I started a thread in the Off Topic forum and it's not appearing on the Home Page list of threads. Are the Home Page threads shown in some random order or is there a way for all threads started, or replied to, to show up on the Home Page?


----------



## PrincessFiona60 (Nov 5, 2011)

Hammster said:


> I started a thread in the Off Topic forum and it's not appearing on the Home Page list of threads. Are the Home Page threads shown in some random order or is there a way for all threads started, or replied to, to show up on the Home Page?




I don't see it in the Off Topic Forum, either.  What was the name of the Thread?


----------



## PrincessFiona60 (Nov 5, 2011)

PrincessFiona60 said:


> I don't see it in the Off Topic Forum, either.  What was the name of the Thread?

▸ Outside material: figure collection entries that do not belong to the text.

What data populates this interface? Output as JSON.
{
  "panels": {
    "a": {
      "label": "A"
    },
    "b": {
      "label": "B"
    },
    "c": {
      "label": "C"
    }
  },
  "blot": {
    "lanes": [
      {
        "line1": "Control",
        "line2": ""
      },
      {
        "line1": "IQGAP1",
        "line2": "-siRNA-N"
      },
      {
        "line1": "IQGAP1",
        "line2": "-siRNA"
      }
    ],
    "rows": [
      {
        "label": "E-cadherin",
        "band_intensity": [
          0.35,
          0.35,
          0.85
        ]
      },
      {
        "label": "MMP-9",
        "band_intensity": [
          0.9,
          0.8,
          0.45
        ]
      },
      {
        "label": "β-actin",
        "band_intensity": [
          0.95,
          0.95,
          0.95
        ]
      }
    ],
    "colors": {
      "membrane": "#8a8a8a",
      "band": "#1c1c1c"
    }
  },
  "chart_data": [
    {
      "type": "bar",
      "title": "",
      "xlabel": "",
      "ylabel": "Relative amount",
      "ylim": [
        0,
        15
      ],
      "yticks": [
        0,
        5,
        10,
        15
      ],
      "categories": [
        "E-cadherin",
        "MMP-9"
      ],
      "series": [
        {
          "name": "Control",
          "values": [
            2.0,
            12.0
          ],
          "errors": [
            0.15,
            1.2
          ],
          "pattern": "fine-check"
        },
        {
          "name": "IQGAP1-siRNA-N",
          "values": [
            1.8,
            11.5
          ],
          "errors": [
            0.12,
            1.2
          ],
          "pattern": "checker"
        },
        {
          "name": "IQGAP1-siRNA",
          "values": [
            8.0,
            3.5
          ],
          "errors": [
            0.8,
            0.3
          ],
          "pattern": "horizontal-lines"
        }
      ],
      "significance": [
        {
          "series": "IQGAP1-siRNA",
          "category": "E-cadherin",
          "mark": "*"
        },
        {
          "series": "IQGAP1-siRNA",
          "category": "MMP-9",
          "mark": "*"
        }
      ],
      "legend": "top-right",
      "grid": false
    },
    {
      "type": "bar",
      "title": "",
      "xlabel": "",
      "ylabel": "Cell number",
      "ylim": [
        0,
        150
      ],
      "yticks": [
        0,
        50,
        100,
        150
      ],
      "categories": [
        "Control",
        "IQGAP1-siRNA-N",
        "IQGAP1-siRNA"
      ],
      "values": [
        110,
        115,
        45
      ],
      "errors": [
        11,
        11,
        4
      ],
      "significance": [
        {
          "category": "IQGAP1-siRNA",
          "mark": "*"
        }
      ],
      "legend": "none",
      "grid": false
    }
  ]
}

Ah, found it.  Posting is heavy and fast this morning, it may have already been moved off the Home page.


----------



## Hammster (Nov 5, 2011)

I had checked the Home Page immediately after posting it and it wasn't there. I suppose the home page could have been really busy, but man, that was fast.


----------



## FrankZ (Nov 5, 2011)

Posts in the off topic forum do not appear on the portal page.


----------



## PrincessFiona60 (Nov 6, 2011)

Well,  that explains that!!

Thanks Frank!


----------



## Hammster (Nov 6, 2011)

Ah, ok. Thanks Frank.


----------